Saturday, April 24, 2010

Hear my cry, oh Adonai

Well, it's been a week, so you would think that things have gotten easier, right? Like I still wouldn't shush my husband when we are speaking loudly near my daughter's closed door...as if we might wake her.
Like I wouldn't jump out of bed and sign onto YM and wait.....for what? for whom? Sometimes I am graced by a few minutes from my daughter (but not at that hour), or I talk to my friend in the Philippines, which is sometimes made difficult by the 12 hour time difference,... but Hey, if you don't sleep at night, it works out fine ...

I am afraid to tell you of the events of the past couple of days. I am ashamed and somewhat confused by them.
My physical pain has been horrific. Sometimes requiring repeats of the oxycontin which the MDs have prescribed to control it. And sometimes even that doesn't work.
Evidently the other night, while conversing online with my daughter, I was in brutal pain and took some medicine. Waited and it went unabated...took some more...I'm not sure what happened at this point. I have a vague, foggy memory of pouring out a small handfull of the pills and thinking "what the heck?" and swallowing them....
My pain got a little better, I said good night to my daughter and went to bed...Woke up the next morning and readied myself for a trip to my md to discuss the recent sleep study I had.
Well, in the car on the way there, those pills finally hit. I began to talk nonsense, fall over side ways, and drop everything in my hands.

My ride, poor lady, was terrified and drove with one hand, holding me upright with the other. We somehow got into the doctor's office where they took one look at me and took me right in. Then I don't remember anything else...But 911 was called. and in the ambulance I was filled up with Narcan which woke me a little but I was vehement in my protest that I'd taken nothing...that day...and I didn't remember then about taking it the night before. My daughter reminded me of that later.

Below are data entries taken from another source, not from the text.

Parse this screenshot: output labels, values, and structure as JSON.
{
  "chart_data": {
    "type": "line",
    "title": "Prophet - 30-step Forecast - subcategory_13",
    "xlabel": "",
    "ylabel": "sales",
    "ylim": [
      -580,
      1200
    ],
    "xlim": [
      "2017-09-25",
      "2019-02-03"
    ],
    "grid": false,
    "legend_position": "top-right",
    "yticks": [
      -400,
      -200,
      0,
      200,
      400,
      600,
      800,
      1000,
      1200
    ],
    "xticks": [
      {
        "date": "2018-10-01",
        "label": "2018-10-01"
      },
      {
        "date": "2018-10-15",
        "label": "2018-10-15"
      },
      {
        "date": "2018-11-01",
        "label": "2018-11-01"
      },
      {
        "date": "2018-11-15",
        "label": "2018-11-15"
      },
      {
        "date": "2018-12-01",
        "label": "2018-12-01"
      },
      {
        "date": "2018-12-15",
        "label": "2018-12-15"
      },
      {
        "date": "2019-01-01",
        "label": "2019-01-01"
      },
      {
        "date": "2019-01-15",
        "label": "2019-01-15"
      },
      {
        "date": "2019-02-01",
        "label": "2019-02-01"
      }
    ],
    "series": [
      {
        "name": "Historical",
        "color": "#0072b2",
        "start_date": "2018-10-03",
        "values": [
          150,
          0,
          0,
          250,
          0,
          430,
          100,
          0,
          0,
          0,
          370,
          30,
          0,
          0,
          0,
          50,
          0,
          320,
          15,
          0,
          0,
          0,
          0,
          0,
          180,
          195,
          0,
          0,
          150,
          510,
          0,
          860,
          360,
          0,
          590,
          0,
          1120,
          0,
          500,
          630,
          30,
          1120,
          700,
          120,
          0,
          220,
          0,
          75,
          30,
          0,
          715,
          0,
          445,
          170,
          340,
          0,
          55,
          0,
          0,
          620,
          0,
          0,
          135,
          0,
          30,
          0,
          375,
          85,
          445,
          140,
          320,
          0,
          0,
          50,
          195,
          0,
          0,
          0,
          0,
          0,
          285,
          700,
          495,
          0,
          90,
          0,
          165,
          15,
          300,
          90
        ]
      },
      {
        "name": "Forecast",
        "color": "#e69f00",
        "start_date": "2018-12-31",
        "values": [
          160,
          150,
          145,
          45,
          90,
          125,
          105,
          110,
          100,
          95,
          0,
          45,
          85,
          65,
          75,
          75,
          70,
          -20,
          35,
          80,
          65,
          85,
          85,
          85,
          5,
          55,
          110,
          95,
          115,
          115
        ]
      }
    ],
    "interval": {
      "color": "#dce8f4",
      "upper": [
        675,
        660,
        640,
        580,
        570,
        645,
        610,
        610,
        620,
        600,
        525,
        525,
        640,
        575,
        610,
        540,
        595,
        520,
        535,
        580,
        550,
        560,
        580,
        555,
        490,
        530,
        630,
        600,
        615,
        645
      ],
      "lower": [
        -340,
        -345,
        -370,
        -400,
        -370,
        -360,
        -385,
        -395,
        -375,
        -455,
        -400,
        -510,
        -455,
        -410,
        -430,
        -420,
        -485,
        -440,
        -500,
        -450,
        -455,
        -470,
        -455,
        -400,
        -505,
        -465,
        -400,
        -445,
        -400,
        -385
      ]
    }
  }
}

So a day or two in the hospital...all lost in a great fog. Came home and spent the next two days still in a fog and sleeping. Now am awake enough again to be embarrassed, chagrined, and disappointed. And awake enough now to feel all the pain of my losses as though they were brand new.

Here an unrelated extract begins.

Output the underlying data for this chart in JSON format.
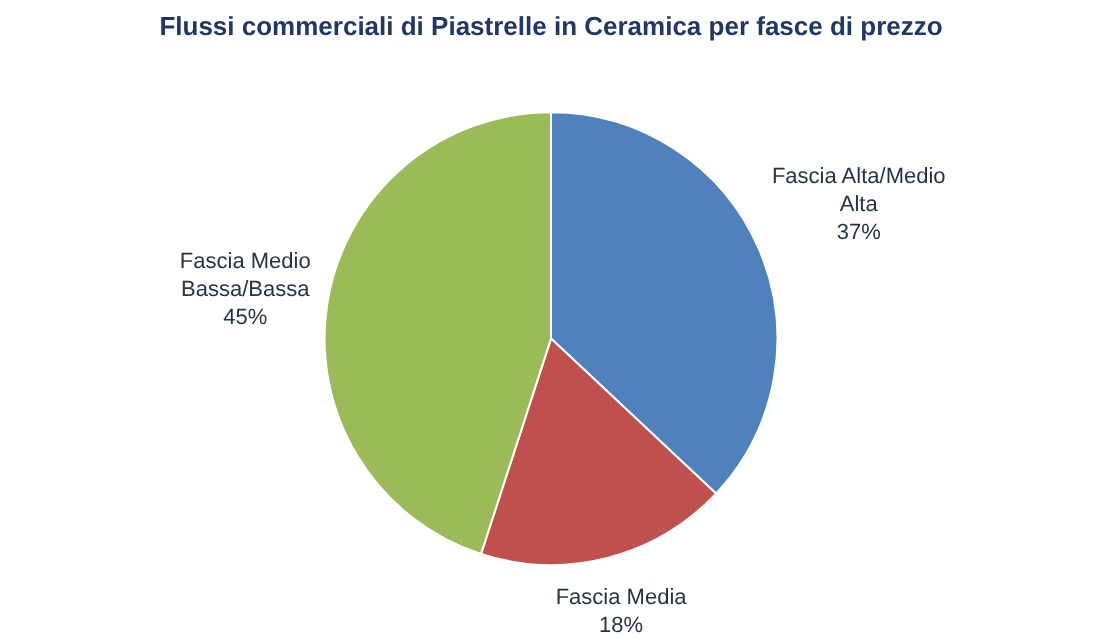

My thinking? Still having some hallucinations...voices ....various things fleeting by my sights...today I am going to the mall with my husband and he is leaving me there for several hours while he goes back to do some work. I haven't yet told him that I am not very optimistic about this idea. Pain and paranoia do not make good bedfellows in crowded malls. But I don't want to stay at home in this lonely empty house either.

"Adonai, I lift up my heart and I cry, 'my Adonia'....Oh my Adonai."
Where are you Lord? I know you're here, but I could really do with some reassurance on that point.

1 comment:

Cynthia Lott Vogel said...

Just a note. There appears to be some doubt as to whether what I experienced this week was an overdose or a psychotic (catatonic) episode....I really recall nothing much and it is possible that my "what the heck" memory is just a concoction of my brain trying to explain to myself what happened. I've never had such a spontaneous suicide attempt so that does discredit that theory somewhat.